Single-cell RNA transcriptome shows IFITM1 regulates stem cell activation in limbal epithelium in response to alkali burn.

To examine whether the upregulation of Ifitm1 is essential for the expansion of stem/early TA cells in response to corneal injury, wild type mouse eyes were topically treated with AAV-shRNA-Ifitm1 or AAV-empty vector (control) and subsequently were subjected to corneal NaOH burn.
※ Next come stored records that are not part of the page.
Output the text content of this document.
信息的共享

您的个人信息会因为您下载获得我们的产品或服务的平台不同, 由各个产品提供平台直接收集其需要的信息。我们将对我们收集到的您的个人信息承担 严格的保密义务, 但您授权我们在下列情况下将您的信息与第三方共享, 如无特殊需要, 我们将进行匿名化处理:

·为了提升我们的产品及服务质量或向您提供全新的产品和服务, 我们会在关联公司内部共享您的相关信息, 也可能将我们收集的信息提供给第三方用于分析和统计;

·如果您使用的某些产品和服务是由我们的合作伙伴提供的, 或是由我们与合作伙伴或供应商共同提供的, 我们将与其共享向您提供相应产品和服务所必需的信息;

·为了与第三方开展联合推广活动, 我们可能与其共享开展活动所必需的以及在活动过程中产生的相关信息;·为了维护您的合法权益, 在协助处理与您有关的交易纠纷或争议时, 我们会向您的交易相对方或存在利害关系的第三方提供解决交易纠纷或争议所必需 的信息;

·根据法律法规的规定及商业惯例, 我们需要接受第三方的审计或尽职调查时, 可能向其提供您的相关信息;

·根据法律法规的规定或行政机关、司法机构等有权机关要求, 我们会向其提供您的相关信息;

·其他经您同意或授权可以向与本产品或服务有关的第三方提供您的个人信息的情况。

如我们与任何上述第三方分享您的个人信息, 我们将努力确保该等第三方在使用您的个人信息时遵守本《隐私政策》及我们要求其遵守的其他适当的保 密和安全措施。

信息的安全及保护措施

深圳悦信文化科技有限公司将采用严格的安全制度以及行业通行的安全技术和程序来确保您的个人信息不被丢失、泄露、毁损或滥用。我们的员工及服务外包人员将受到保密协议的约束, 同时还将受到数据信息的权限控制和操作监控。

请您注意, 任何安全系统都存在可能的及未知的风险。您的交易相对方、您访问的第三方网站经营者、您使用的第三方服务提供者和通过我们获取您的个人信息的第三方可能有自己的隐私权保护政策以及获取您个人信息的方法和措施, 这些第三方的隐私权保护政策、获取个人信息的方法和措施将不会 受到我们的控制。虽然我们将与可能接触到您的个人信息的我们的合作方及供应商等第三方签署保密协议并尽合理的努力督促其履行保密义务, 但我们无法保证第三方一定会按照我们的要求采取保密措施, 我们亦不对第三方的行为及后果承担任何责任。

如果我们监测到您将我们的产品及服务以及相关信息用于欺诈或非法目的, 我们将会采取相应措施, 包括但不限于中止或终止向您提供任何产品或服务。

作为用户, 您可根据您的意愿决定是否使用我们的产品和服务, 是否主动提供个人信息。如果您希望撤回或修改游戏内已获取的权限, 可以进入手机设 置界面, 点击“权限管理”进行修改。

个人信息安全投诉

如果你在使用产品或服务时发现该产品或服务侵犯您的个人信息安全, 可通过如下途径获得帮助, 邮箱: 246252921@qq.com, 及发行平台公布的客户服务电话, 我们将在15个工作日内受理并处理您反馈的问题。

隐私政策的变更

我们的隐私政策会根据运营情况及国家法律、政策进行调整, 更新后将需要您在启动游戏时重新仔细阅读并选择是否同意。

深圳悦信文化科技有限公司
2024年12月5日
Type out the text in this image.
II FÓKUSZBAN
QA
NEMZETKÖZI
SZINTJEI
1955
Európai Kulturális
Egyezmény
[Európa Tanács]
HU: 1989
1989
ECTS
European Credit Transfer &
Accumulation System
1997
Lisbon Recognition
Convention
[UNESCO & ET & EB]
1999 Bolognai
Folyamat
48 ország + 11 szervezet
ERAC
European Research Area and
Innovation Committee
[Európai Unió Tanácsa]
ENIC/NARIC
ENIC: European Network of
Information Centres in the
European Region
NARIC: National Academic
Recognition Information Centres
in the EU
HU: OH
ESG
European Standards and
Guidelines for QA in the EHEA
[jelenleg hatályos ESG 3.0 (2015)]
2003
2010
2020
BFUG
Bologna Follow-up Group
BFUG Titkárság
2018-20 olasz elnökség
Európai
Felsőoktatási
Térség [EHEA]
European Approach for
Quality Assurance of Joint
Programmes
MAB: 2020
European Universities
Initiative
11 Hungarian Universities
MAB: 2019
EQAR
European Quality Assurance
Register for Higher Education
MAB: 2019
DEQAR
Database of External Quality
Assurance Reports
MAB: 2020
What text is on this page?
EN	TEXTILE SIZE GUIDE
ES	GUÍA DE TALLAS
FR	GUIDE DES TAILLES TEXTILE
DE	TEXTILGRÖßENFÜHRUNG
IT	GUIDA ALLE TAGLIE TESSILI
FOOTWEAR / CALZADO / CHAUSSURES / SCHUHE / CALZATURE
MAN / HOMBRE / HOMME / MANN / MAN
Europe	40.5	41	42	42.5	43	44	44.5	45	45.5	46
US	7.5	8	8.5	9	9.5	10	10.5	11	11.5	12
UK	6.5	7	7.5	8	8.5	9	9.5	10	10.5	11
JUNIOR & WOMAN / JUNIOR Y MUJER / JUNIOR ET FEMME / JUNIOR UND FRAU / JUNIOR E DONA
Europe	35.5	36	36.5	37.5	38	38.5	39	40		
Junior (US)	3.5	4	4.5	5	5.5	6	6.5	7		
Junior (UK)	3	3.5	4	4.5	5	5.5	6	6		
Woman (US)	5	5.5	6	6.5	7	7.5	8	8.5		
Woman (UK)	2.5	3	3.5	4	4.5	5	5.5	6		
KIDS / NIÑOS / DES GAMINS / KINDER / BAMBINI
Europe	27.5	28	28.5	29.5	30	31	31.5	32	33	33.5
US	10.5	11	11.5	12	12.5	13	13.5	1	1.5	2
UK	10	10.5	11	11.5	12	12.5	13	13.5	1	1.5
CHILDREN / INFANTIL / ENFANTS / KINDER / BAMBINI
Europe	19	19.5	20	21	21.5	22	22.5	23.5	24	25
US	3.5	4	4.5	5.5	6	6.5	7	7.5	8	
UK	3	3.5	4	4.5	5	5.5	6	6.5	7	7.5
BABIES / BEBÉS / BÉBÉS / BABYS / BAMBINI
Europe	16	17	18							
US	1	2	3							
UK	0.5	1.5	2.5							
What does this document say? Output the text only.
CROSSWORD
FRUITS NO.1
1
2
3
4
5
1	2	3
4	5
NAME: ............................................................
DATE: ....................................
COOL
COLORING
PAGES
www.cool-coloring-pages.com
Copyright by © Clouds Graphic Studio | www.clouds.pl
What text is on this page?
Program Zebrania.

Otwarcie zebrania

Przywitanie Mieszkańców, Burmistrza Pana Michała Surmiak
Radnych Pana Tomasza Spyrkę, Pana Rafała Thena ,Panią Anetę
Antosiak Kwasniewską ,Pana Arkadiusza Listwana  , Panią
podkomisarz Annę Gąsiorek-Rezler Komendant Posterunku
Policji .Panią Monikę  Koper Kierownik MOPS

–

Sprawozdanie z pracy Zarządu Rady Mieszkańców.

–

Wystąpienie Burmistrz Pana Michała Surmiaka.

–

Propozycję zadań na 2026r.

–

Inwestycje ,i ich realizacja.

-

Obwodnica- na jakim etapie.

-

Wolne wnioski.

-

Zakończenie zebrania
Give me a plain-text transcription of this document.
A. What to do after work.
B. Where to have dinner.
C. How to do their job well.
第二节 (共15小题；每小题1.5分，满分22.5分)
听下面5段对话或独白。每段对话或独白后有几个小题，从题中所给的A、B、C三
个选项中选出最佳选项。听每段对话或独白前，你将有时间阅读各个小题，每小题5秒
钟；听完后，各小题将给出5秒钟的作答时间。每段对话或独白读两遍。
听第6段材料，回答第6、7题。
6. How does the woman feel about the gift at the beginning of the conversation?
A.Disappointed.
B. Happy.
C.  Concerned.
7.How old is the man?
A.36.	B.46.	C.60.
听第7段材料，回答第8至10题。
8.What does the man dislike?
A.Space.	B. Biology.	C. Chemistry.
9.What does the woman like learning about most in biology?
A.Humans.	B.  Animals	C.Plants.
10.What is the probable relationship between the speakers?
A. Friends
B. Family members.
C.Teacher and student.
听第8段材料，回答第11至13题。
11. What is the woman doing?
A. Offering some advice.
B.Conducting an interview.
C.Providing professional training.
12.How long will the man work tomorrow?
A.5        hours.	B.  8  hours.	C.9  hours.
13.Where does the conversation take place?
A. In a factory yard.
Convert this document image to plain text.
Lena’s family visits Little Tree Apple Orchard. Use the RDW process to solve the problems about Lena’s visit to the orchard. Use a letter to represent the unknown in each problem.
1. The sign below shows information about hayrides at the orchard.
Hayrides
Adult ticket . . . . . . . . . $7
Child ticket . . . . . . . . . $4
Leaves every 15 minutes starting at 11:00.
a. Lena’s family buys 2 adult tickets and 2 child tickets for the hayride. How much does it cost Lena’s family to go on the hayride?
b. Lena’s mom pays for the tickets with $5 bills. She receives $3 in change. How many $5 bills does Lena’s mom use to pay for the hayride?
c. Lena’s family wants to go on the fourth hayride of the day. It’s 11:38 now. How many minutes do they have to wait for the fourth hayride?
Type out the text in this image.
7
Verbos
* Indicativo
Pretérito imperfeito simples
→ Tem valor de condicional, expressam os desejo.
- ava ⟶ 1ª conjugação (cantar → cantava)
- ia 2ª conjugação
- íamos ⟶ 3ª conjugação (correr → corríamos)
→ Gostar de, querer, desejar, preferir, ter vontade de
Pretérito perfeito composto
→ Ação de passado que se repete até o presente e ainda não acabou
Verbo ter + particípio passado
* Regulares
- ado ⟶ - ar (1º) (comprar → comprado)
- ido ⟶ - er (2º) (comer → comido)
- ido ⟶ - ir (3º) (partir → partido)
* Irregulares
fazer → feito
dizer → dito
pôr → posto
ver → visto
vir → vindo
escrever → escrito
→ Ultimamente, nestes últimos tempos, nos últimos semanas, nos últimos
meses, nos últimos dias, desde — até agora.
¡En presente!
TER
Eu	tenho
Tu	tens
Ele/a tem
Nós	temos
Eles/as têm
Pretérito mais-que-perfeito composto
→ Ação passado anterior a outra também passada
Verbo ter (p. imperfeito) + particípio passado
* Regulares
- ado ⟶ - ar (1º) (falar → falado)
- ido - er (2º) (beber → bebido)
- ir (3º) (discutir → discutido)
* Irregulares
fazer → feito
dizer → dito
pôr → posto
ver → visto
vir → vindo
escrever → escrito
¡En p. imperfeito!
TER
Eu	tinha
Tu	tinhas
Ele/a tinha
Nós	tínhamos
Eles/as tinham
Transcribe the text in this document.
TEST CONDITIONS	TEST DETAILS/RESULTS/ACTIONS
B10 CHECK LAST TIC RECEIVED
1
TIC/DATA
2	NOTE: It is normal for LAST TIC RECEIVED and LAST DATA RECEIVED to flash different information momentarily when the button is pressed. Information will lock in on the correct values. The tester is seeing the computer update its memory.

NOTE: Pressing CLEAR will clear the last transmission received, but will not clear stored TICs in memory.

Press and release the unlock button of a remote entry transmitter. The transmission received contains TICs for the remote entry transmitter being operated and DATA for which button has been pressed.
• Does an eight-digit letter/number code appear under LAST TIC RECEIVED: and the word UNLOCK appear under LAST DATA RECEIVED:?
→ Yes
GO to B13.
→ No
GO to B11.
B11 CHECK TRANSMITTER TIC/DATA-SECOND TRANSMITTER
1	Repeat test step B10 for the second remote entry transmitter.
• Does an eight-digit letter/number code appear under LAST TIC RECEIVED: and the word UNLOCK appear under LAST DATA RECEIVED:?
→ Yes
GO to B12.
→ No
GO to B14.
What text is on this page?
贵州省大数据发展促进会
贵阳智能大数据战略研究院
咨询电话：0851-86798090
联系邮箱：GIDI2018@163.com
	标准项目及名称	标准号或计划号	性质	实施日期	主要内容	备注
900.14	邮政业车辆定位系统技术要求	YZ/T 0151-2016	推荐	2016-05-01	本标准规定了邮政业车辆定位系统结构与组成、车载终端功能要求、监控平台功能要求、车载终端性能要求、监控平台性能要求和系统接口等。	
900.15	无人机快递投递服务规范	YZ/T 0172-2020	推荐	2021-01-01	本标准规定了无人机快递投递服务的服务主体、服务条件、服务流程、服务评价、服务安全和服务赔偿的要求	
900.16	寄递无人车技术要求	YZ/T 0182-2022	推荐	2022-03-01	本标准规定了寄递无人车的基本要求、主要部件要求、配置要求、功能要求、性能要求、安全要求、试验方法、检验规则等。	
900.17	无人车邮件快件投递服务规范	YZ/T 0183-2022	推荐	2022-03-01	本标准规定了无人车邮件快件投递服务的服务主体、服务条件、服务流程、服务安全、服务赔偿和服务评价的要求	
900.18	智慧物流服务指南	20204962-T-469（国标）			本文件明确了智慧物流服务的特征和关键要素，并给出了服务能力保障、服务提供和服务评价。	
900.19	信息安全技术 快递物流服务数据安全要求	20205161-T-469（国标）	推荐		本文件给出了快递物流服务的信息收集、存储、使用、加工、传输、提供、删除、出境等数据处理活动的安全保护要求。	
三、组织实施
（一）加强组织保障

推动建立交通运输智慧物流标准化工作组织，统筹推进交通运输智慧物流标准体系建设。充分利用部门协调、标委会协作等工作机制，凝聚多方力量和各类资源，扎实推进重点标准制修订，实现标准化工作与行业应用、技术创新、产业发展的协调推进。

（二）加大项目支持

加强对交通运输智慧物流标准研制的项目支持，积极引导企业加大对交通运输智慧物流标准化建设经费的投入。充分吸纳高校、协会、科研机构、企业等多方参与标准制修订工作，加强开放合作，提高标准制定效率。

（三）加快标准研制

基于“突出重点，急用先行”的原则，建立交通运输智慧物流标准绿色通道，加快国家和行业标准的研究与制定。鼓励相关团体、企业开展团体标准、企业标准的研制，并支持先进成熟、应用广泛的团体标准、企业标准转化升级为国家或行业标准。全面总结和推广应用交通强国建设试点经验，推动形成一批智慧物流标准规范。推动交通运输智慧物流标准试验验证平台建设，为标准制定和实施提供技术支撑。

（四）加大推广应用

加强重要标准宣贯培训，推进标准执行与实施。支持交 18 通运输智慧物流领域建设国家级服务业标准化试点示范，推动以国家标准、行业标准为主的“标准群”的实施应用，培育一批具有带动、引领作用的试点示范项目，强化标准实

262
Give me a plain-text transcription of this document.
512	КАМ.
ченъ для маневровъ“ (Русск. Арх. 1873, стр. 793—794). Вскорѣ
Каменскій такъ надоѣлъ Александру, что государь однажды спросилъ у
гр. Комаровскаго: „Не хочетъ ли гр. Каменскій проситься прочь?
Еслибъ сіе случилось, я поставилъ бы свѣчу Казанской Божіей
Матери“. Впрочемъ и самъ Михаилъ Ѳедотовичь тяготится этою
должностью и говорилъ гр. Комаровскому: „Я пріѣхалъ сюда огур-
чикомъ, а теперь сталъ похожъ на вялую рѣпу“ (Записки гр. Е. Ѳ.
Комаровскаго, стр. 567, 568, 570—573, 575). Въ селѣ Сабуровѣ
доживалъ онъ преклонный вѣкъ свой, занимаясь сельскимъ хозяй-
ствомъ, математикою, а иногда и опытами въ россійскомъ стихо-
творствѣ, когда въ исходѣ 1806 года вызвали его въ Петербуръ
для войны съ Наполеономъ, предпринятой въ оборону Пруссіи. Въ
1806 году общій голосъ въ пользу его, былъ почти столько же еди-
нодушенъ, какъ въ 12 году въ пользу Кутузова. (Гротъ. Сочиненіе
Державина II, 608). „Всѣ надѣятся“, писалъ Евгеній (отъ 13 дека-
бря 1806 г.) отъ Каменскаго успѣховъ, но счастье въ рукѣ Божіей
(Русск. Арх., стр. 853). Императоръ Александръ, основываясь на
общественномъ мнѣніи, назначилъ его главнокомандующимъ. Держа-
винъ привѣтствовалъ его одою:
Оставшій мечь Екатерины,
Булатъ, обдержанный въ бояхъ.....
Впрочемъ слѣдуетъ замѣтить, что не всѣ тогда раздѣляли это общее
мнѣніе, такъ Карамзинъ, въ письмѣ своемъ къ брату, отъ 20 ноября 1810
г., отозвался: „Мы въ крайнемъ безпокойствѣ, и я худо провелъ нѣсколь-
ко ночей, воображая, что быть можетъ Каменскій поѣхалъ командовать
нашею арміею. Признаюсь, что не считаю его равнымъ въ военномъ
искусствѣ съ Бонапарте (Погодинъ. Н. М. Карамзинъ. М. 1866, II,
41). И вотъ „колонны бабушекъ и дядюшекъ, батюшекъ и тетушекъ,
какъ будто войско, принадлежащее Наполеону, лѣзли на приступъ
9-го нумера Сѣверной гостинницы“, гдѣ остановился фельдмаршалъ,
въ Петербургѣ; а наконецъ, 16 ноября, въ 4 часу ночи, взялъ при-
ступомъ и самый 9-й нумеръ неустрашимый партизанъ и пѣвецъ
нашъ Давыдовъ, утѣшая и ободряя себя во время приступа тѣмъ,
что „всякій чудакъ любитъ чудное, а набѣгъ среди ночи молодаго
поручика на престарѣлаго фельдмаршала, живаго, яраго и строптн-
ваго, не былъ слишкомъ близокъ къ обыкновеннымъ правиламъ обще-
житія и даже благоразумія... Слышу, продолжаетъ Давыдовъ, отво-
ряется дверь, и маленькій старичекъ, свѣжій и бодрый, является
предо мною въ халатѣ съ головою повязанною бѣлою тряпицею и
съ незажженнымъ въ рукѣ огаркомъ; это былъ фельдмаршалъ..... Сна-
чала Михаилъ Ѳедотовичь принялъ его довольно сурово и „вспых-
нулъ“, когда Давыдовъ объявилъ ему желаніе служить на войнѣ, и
AAV-shRNA-Ifitm1 treatment downregulated Ifitm1 expression in mouse limbal epithelium . A scRNA-seq assay was conducted using cells isolated from corneal/limbal tissues at three days after corneas were injured. scRNA-seq assay identified stem/early TA cell population using Gpha2, a limbal epithelial stem /eTA cell marker. In AAV-EV treated mouse eyes, NaOH injury increased the numbers of the stem/eTA cells compared to uninjured eyes. Such expansion of stem/eTA cell population following corneal injury was markedly reduced in AAV-shRNA-Ifitm1 treated eyes. This suggests a positive role of Ifitm1 in stem/early TA cell expansion after corneal injury. Overall design: Methods: We conducted scRNA-seq on ocular anterior segmental tissue from 2 uninjured wild-type, 2 NaOH injured AAV-empty vector-transduced, and 2 NaOH injured AAV-shRNA-Ifitm1 transduced mice, using a 10X Gemomics pipeline. Cell populations were distinguished by UMAP embedding. Seurat analysis was conducted to compare gene expression profiles between these groups of mice.